ゆらゆら日記
風に吹かれてゆらゆらと気の向くままに生きていきたいもんです。

2022年02月12日(土) 懐かしいひと

曇り日。気温は高めだったけれどやはり肌寒い。

陽射しがあれば春を思わすような陽気になったことだろう。

朝のうちに買物。お昼にカーブスへ行き後はひたすら読書ばかり。

貪るように読んでいると無性に書きたくてたまらなくなる。



昨夜はアナウンサーになりたかったと書いたけれど

高校時代はテニスをしながら放送部に所属していた。

文芸部にも所属していたけれど細々と詩や短歌を書くのみであった。


2年生後半になりテニス部の副キャプテンに任命されたのを機に退部。

同時に放送部の部長になっていたので両立はとても無理であった。

おまけに主婦業もあり下校後は夕食の支度に忙しかったせいもある。


3年生になると放送部の活動にまさに全力投球となった。

NHK高知放送局主催のアナウンス大会などにも積極的に参加する。

優勝することは出来なかったけれど準優勝でもとても励みになった。


放送部の活動のひとつにお昼休みのリクエストコーナーがあり

放送室の前に据えられた箱に次々とリクエストが寄せられる。

レコードを買い揃える予算など無かったので殆ど部員の持ち寄りであった。

時には部員以外から借りる事もあり少しでも希望に添えるよう努力する。


そんな折にちょうど教育実習で来ていたN先生の存在があり

なんと頻繁に放送室へ押しかけて来たことだろう。

大学生なのでさほど年も変わらないのに先輩風を吹かせていた。

倫理社会を教えていたけれどその授業の面白かったこと。

授業そっちのけで麻雀の話をしたりして忽ち人気者になっていた。


ほんの数ヵ月の事で教育実習を終え名古屋の大学に帰って行った。

あれはいつ頃の事だったのか記憶は定かではないのだけれど

学校が休みの時だったので夏休みではなかったかと思う。

N先生から突然電話がかかってきて私を驚かせた。

当時の我が家には電話がなく近所の雑貨店にかかって来たのだった。

その雑貨店では簡易なマイクを備えており「呼び出し」を行う。

自分の名が呼ばれた時には「何事か」と急いで駆けつけたのだった。


N先生はおそらく在校中に私の住所を調べていたのだろう。

そうでなければ近くの雑貨店など知る由もなかったのだ。

帰郷していたN先生は「ドライブへ行こうよ」と私を誘った。

恋心などまったくなくN先生に興味のかけらもなかったのだけれど

その時の私はただただ好奇心でいっぱいだったのだと思う。


車は新車のサニーだった。
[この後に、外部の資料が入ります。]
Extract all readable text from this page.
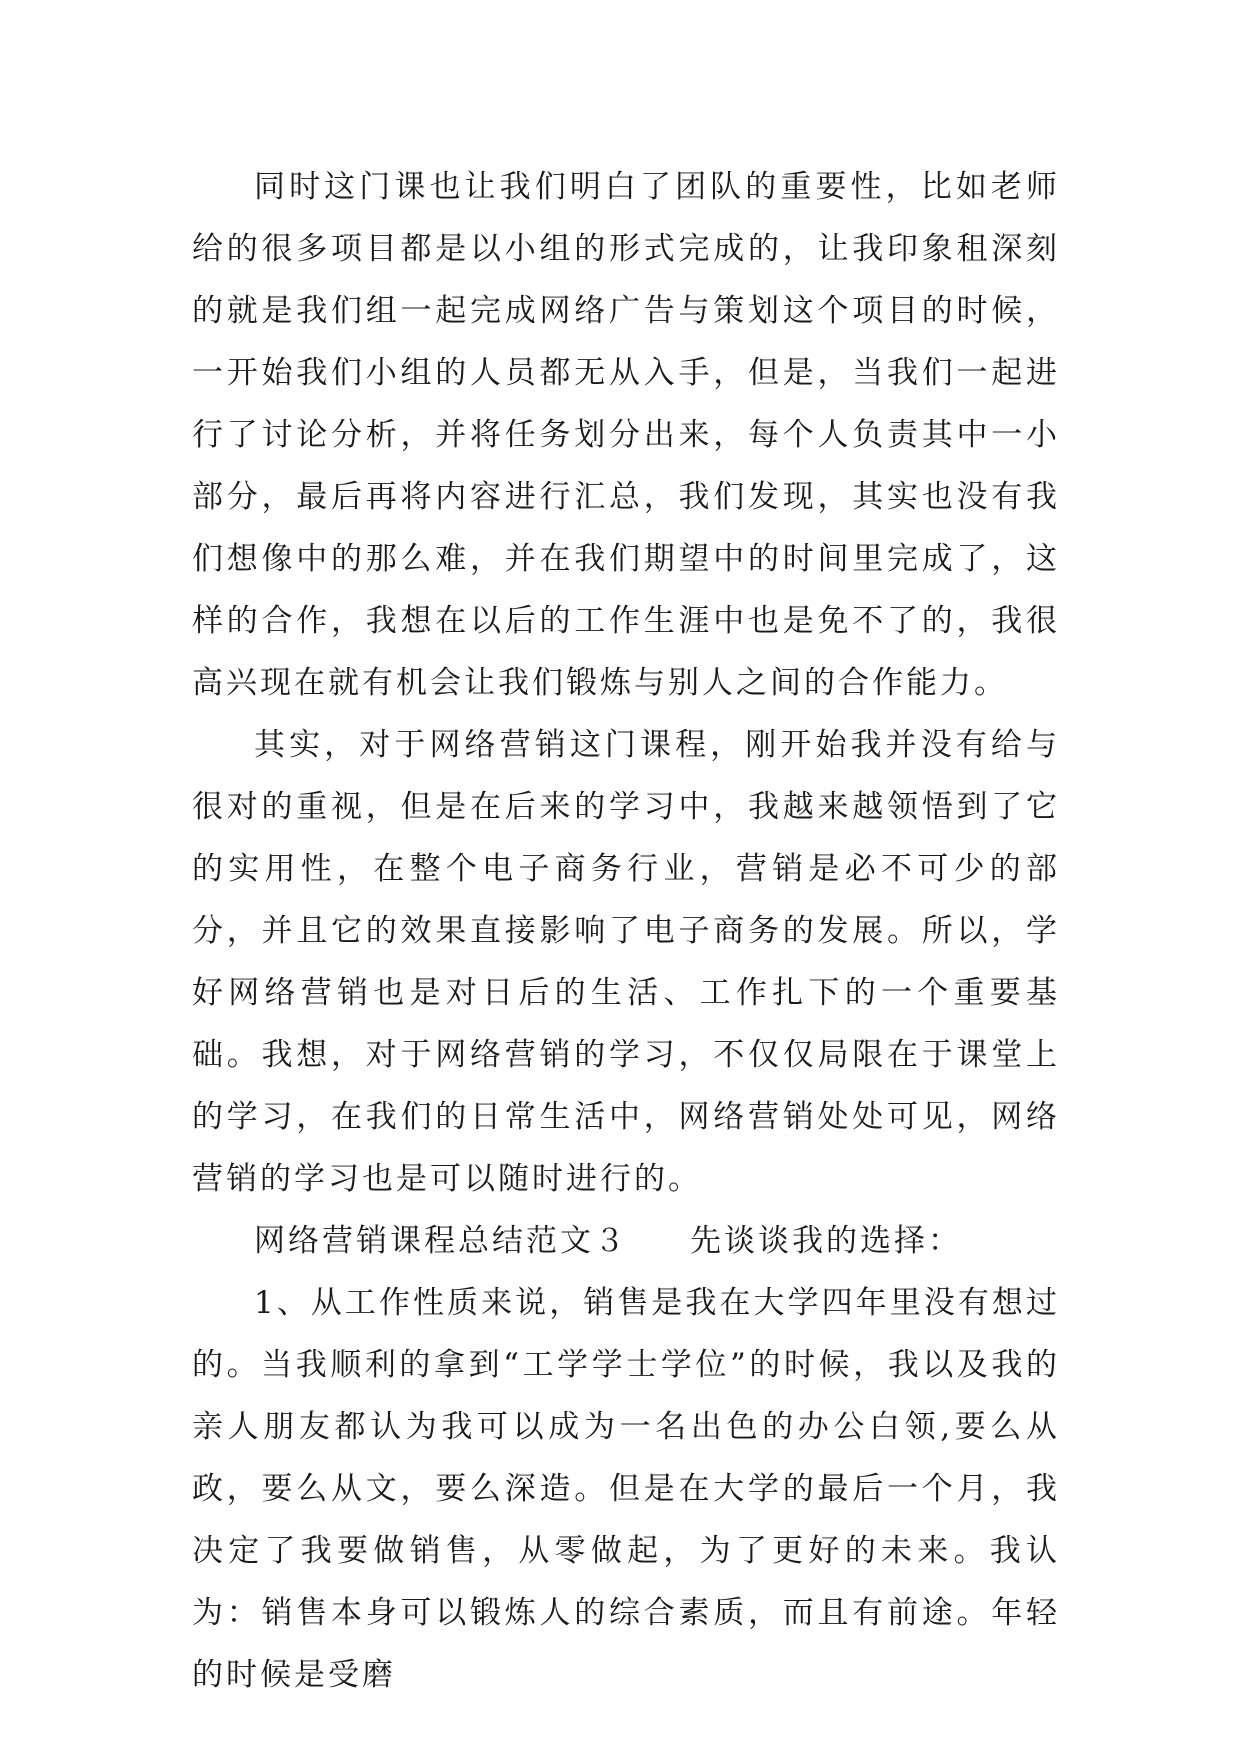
同时这门课也让我们明白了团队的重要性，比如老师给的很多项目都是以小组的形式完成的，让我印象租深刻的就是我们组一起完成网络广告与策划这个项目的时候，一开始我们小组的人员都无从入手，但是，当我们一起进行了讨论分析，并将任务划分出来，每个人负责其中一小部分，最后再将内容进行汇总，我们发现，其实也没有我们想像中的那么难，并在我们期望中的时间里完成了，这样的合作，我想在以后的工作生涯中也是免不了的，我很高兴现在就有机会让我们锻炼与别人之间的合作能力。

其实，对于网络营销这门课程，刚开始我并没有给与很对的重视，但是在后来的学习中，我越来越领悟到了它的实用性，在整个电子商务行业，营销是必不可少的部分，并且它的效果直接影响了电子商务的发展。所以，学好网络营销也是对日后的生活、工作扎下的一个重要基础。我想，对于网络营销的学习，不仅仅局限在于课堂上的学习，在我们的日常生活中，网络营销处处可见，网络营销的学习也是可以随时进行的。

网络营销课程总结范文３ 先谈谈我的选择：

1、从工作性质来说，销售是我在大学四年里没有想过的。当我顺利的拿到“工学学士学位”的时候，我以及我的亲人朋友都认为我可以成为一名出色的办公白领,要么从政，要么从文，要么深造。但是在大学的最后一个月，我决定了我要做销售，从零做起，为了更好的未来。我认为：销售本身可以锻炼人的综合素质，而且有前途。年轻的时候是受磨
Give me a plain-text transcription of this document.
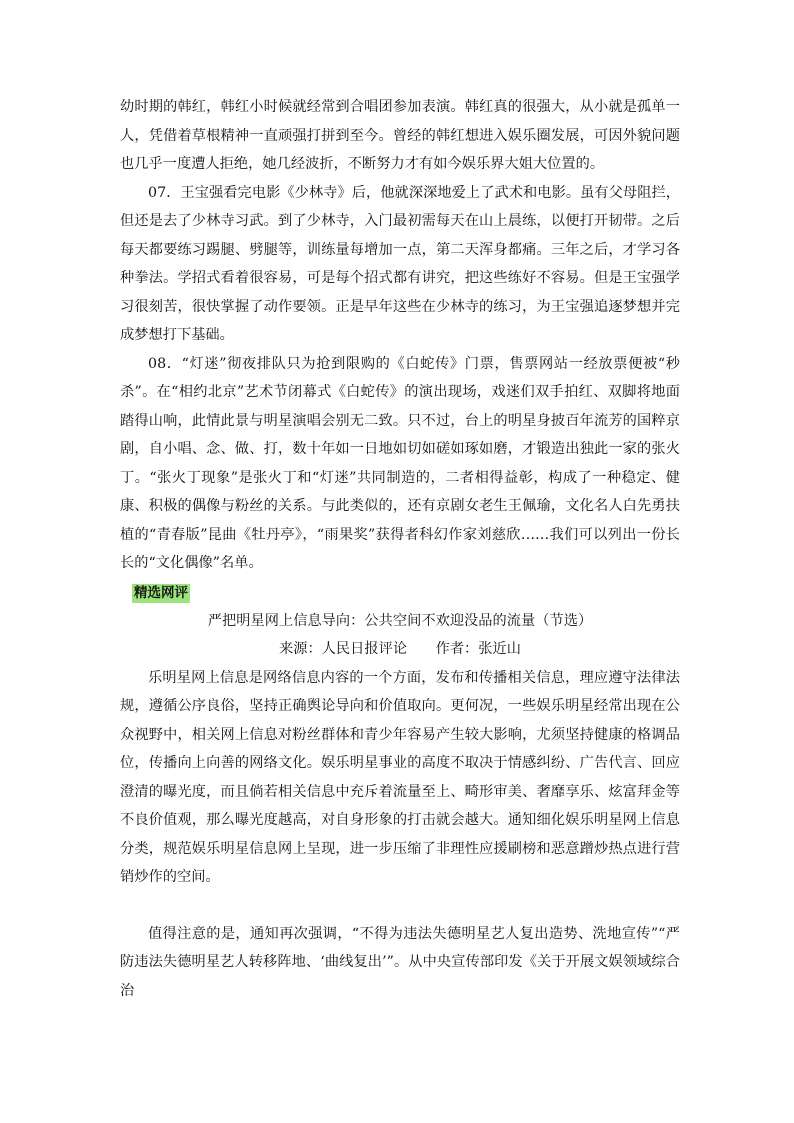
幼时期的韩红，韩红小时候就经常到合唱团参加表演。韩红真的很强大，从小就是孤单一人，凭借着草根精神一直顽强打拼到至今。曾经的韩红想进入娱乐圈发展，可因外貌问题也几乎一度遭人拒绝，她几经波折，不断努力才有如今娱乐界大姐大位置的。

07．王宝强看完电影《少林寺》后，他就深深地爱上了武术和电影。虽有父母阻拦，但还是去了少林寺习武。到了少林寺，入门最初需每天在山上晨练，以便打开韧带。之后每天都要练习踢腿、劈腿等，训练量每增加一点，第二天浑身都痛。三年之后，才学习各种拳法。学招式看着很容易，可是每个招式都有讲究，把这些练好不容易。但是王宝强学习很刻苦，很快掌握了动作要领。正是早年这些在少林寺的练习，为王宝强追逐梦想并完成梦想打下基础。

08．“灯迷”彻夜排队只为抢到限购的《白蛇传》门票，售票网站一经放票便被“秒杀”。在“相约北京”艺术节闭幕式《白蛇传》的演出现场，戏迷们双手拍红、双脚将地面踏得山响，此情此景与明星演唱会别无二致。只不过，台上的明星身披百年流芳的国粹京剧，自小唱、念、做、打，数十年如一日地如切如磋如琢如磨，才锻造出独此一家的张火丁。“张火丁现象”是张火丁和“灯迷”共同制造的，二者相得益彰，构成了一种稳定、健康、积极的偶像与粉丝的关系。与此类似的，还有京剧女老生王佩瑜，文化名人白先勇扶植的“青春版”昆曲《牡丹亭》，“雨果奖”获得者科幻作家刘慈欣……我们可以列出一份长长的“文化偶像”名单。

精选网评

严把明星网上信息导向：公共空间不欢迎没品的流量（节选）

来源：人民日报评论　　作者：张近山

乐明星网上信息是网络信息内容的一个方面，发布和传播相关信息，理应遵守法律法规，遵循公序良俗，坚持正确舆论导向和价值取向。更何况，一些娱乐明星经常出现在公众视野中，相关网上信息对粉丝群体和青少年容易产生较大影响，尤须坚持健康的格调品位，传播向上向善的网络文化。娱乐明星事业的高度不取决于情感纠纷、广告代言、回应澄清的曝光度，而且倘若相关信息中充斥着流量至上、畸形审美、奢靡享乐、炫富拜金等不良价值观，那么曝光度越高，对自身形象的打击就会越大。通知细化娱乐明星网上信息分类，规范娱乐明星信息网上呈现，进一步压缩了非理性应援刷榜和恶意蹭炒热点进行营销炒作的空间。

值得注意的是，通知再次强调，“不得为违法失德明星艺人复出造势、洗地宣传”“严防违法失德明星艺人转移阵地、‘曲线复出’”。从中央宣传部印发《关于开展文娱领域综合治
何処に行ったのかも憶えてなどいない。

どんな話をしたのかも記憶にないけれど楽しい一日ではあった。


N先生との再会が私の人生を左右することになるとは

夢にも思っていなかったが私にとっては取り返しのつかない過去となる。


不思議と憎しみは感じない。

ただただ懐かしい思いが込み上げて来るこの頃であった。